When to reindex
Reindex after:
- Bulk ingest of many documents
- Changing embedding dimensions or index type
- Search misses results you expect from a fresh index
Python / SQL
db.sql("CREATE INDEX text_idx ON articles (text) USING BM25")
db.sql("CREATE INDEX ann_idx ON papers (embedding) USING DISKANN")
Or:
db.reindex("articles", using="BM25")
db.reindex("emb", using="DISKANN", column="embedding")
CLI
toradb reindex ./my_db articles --using BM25 --column text
toradb reindex ./my_db emb --using DISKANN --column embedding
Index types
USING | Use for |
|---|
BM25 | Sparse lexical search |
HNSW | In-memory dense graph |
DISKANN | On-disk ANN for large embedding tables |
DiskANN graphs need enough embedded documents to build (typically 32+ rows with valid embedding vectors).
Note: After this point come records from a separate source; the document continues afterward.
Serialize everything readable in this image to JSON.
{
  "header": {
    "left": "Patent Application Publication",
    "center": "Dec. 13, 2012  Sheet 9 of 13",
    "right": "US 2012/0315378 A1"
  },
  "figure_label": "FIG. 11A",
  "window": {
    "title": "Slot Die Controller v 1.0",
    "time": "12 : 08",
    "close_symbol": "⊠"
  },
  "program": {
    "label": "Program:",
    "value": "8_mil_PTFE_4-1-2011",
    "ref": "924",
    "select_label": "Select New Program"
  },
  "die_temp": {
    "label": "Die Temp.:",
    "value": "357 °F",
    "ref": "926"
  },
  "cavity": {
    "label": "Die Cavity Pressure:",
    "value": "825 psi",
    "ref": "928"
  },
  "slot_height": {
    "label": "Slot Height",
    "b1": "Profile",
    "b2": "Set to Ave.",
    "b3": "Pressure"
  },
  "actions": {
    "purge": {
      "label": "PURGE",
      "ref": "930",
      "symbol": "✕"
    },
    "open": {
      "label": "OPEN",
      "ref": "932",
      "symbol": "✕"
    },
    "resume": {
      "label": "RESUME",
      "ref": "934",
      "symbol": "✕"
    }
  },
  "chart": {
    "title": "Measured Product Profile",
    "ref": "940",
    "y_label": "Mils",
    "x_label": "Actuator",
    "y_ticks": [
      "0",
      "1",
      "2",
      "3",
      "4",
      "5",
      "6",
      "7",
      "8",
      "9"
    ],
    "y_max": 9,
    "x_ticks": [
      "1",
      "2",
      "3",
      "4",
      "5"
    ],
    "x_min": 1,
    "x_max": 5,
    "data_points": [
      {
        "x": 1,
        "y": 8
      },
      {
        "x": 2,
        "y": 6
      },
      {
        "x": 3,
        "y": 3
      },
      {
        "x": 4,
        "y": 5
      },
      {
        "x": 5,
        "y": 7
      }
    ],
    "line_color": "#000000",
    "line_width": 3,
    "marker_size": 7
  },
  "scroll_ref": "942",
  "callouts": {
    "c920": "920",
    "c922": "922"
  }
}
Smaller tables may fall back or skip graph build.
Compact segments
Merge small Parquet segments to reduce file count:
COMPACT TABLE articles
COMPACT TABLE articles FULL
db.sql("COMPACT TABLE articles FULL")
Optional environment tuning (advanced):
TORADB_COMPACT_MAX_SEGMENTS
TORADB_COMPACT_MIN_MERGE
TORADB_COMPACT_SMALL_BYTES
After compacting, run DESCRIBE table to confirm segment counts. See On-disk layout.